We could also consider some of the European schemes involving low stocking rates. The rates are so low that it is an encouragement not to farm the land. We can put arrangements in place, within the regulations, to co-operate with neighbours. There are restrictions on dates with regard to the definition of farming. If we could allow cows to be milked on the extra land of a neighbour, we would expand cowherd size and the arrangement between neighbours would work productively for both and contribute to the farming economy. It is a step-back arrangement rather than full retirement.

We have a few proposals on taxation, one of which is the reintroduction of stamp duty relief on farm consolidation on land swaps. We also suggest it is important to maintain the existing stamp duty relief on land transfers for young trained farmers. Along with the farm consolidation and tax relief, it is important to promote the stamp duty relief. There was suspicion about it before and it needs to be promoted. Farmers must be encouraged to avail of it. The fault may lie with farmers for not using it enough. The association feels there will be a greater interest in this in the new era because we are looking to expand the industry. Any arrangement that helps will be seen as an advantage.
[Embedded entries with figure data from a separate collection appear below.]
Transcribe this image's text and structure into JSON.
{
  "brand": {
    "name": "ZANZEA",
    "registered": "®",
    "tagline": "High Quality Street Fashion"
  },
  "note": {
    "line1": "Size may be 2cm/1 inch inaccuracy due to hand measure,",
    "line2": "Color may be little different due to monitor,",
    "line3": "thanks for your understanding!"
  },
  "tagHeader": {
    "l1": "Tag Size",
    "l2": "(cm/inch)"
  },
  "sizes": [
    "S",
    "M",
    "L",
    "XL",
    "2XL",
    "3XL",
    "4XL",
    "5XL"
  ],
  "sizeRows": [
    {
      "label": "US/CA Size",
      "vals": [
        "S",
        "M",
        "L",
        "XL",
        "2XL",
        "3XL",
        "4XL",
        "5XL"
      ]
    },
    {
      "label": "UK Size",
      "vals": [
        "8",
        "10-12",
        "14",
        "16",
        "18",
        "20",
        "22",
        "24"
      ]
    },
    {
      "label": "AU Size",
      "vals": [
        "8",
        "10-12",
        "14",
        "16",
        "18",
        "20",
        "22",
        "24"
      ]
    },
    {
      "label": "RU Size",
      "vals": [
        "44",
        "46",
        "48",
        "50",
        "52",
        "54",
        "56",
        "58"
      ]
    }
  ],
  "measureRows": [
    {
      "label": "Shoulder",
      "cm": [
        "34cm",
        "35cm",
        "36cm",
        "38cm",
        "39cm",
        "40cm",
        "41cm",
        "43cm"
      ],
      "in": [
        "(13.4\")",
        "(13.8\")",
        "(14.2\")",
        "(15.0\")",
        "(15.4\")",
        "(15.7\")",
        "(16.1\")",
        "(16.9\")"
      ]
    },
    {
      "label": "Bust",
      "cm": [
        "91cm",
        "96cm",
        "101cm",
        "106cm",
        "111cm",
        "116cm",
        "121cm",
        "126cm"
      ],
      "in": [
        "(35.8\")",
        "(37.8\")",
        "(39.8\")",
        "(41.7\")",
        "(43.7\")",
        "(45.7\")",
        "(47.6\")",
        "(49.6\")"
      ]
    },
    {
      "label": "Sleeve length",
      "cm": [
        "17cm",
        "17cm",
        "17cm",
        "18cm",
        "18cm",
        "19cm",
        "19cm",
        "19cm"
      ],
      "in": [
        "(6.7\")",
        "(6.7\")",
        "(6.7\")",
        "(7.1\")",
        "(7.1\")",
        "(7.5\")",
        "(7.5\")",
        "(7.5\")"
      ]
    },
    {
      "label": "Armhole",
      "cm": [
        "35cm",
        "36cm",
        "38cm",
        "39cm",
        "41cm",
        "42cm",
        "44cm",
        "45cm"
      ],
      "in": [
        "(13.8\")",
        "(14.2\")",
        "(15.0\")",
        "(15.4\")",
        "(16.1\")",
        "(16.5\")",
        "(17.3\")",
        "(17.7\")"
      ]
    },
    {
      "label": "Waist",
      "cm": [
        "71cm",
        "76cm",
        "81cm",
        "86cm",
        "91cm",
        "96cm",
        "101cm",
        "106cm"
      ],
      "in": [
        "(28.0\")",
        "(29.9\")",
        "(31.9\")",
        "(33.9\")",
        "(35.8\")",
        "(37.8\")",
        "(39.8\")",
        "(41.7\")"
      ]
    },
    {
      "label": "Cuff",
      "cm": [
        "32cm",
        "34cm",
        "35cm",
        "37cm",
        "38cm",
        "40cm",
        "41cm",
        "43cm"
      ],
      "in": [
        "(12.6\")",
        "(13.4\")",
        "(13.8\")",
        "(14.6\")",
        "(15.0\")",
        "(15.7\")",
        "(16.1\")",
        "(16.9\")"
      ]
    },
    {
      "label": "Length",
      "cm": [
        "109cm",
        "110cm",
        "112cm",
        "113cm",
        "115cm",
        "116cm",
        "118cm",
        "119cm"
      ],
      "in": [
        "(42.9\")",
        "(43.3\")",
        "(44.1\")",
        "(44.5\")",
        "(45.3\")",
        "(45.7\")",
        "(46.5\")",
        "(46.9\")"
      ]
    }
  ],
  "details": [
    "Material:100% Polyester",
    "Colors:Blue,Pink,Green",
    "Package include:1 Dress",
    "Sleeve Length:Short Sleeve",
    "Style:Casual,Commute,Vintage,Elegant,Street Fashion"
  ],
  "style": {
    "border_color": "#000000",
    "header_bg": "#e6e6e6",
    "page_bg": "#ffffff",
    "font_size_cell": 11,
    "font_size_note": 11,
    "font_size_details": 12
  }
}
The association believes the fear of losing farmer status through long-term leasing is real. It is a practical difficulty in terms of capital tax liability. Where a farmer is no longer treated as a farmer for tax purposes, the family can fall into problems with capital gains, capital acquisitions or inheritance taxes. That is a shame if land leasing can make land available to young people who want to get started.

Full tax relief for long-term leases needs to be retained. From listening to farm managers, I feel it needs to be promoted, because people do not realise the incentives exist. My final point was the subject of a full submission by the Irish Farm Managers' Association to the Department of Finance some weeks ago. While there is stock relief for young farmers, if there is not enough profit in years one and two, which is likely in a start-up situation, there should be a roll-over of the under-used stock relief. It should be allowed to accumulate or roll over for the first four years.

My next point on the barriers to land access refers to the support framework for young trained farmers. The installation scheme is excellent for helping young people to set up in farming and it should be restored. An established grant should be considered for farm managers who have a joint venture arrangement in equity or as employees. This will help them to get stock established and use it as a stepping stone to future partnership. Equity joint venture farm managers should be eligible for the installation scheme if it is reintroduced. We propose low-interest loan packages for young trained farmers and, finally, we suggest to the committee and the Department an underwriting scheme be put in place for bank chattel mortgages on farms. This will allow farmers to get the capital to buy stock. This applies particularly to owners and joint ventures involving young farmers. Capital is a huge issue.

In summary, we strongly believe agriculture can lead to economic recovery. Food Harvest 2020 may be an historic new era for us. The training and education of young farmers is key. A number of barriers exist. There should be a proactive taxation policy to encourage young people to set up in farming; we need to support young trained farmers. This would create jobs on farms, stimulate the rural economy and communities and promote economic recovery.